Okay, thank you. Before we open actually to Q&A, we'll have time for one, maybe two questions. Just if we could finish quickly with the ARS questions, please. We have two more. We'll need your help on this. Question number five, how would you view significant acquisitions for the group? You think it would be very positive, marginally positive, marginally negative, very negative, or you would prefer no M&A and the capital to be returned to shareholders? We'll give you a bit of time here. It'll be interesting after everything we've discussed. I'm not sure how to read this one, actually. It's rather mixed, right? There's a majority of positive.

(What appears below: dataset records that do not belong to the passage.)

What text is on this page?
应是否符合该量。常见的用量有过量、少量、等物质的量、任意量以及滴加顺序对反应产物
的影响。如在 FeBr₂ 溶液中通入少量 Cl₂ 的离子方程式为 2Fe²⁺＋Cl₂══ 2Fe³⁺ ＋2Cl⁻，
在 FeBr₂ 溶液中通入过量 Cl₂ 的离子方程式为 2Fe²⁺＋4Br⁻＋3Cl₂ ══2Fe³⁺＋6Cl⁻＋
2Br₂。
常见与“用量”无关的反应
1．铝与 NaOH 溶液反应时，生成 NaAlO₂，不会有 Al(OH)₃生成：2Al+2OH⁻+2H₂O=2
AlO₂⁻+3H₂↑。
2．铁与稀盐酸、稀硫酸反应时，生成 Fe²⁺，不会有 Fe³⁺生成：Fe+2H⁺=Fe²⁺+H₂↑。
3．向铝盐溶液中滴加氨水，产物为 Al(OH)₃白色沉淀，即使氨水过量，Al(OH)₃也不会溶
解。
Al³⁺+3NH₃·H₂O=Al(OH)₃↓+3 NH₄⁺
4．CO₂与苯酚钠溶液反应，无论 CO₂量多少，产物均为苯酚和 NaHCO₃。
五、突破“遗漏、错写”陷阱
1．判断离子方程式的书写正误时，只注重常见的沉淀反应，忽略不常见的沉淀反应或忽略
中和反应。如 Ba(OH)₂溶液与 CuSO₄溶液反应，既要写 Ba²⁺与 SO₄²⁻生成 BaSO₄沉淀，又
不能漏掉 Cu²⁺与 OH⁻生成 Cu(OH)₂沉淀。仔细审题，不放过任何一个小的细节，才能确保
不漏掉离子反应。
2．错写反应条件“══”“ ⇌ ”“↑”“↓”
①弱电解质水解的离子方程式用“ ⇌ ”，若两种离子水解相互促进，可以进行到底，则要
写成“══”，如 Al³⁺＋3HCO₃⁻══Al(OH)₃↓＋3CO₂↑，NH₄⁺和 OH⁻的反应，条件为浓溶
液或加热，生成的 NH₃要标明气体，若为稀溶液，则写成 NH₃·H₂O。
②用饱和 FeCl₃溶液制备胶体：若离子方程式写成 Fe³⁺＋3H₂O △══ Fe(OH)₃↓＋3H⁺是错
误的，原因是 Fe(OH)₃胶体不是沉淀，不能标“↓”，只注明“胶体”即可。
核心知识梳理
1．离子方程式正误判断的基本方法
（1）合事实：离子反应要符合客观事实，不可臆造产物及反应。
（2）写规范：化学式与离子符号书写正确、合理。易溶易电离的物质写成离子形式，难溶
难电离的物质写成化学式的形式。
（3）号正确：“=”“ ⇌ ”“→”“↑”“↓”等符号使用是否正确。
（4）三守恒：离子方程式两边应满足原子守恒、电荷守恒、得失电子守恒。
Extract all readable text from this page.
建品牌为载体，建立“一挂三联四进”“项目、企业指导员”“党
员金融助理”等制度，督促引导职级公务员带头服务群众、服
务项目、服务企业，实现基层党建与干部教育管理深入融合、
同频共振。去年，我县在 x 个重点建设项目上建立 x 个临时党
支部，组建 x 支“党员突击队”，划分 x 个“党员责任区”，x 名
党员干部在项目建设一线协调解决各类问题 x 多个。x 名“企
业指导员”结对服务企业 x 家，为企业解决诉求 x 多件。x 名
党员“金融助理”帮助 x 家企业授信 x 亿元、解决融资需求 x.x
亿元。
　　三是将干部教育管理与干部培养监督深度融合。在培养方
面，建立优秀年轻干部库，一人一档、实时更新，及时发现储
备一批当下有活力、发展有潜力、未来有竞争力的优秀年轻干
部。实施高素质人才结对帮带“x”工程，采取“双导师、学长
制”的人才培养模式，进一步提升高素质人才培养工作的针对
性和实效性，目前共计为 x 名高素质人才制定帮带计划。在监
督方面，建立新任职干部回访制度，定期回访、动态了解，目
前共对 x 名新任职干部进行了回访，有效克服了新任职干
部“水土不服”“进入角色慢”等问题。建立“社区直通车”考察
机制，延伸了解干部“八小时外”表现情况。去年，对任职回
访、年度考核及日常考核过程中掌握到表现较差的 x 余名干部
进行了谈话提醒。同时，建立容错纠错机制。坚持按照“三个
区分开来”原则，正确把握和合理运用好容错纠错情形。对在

It does not seem negative. That's something. I think we had this partially already, right? We're looking into whatever sort of M&A makes sense for the business case. Given that we're returning pretty much as much as we, I think, can do in line with regulatory sort of acknowledgement with 100%, I think we've covered five easily.
The last question, please. Question number six. What's your view on the 2028 strategy and the targets that have been set by Commerzbank in February? You have a reminder of those targets in the question. Do you think the strategy makes sense and do you expect management will deliver on the target set? Do you think the strategy is not ambitious enough and they can do better than those targets? Do you think it is ambitious and the targets will be difficult to reach? You would have liked to see more cost cutting? You would have liked to see more distribution to shareholders? You would like to see a change in the geographical footprint of Commerzbank? We'll let you answer that one. We can move to one quick question from the audience, if any. Oh, that's a very spread outcome again.
The good point is there is not anything that you didn't do that they would have liked to see, right? You did right on the cost cutting, right on the distribution. They're not big fans of a change in the geographical footprint is what I take from this, but it's a rather split outcome, actually.
Yeah, I'm actually happy to see this outcome, quite frankly, because looking not too far back, I think the answer to these questions would have likely been totally different. We've seen quite a step change in our ambition level and what we aim to achieve and also what the market sort of credits us to achieve over the last year, quite frankly. The first three points I very happily take.
Yeah, that's totally fair. We have time for one quick question, if any, from the audience. If any of you would like to ask Carsten a question, please let us know. No one. Conscious of time, I think I'm just going to leave it there. Carsten, thank you very much. Thank you for attending our presentation and thank you for this fireside chat.
Yeah, again, thank you for having me. Thanks to the audience.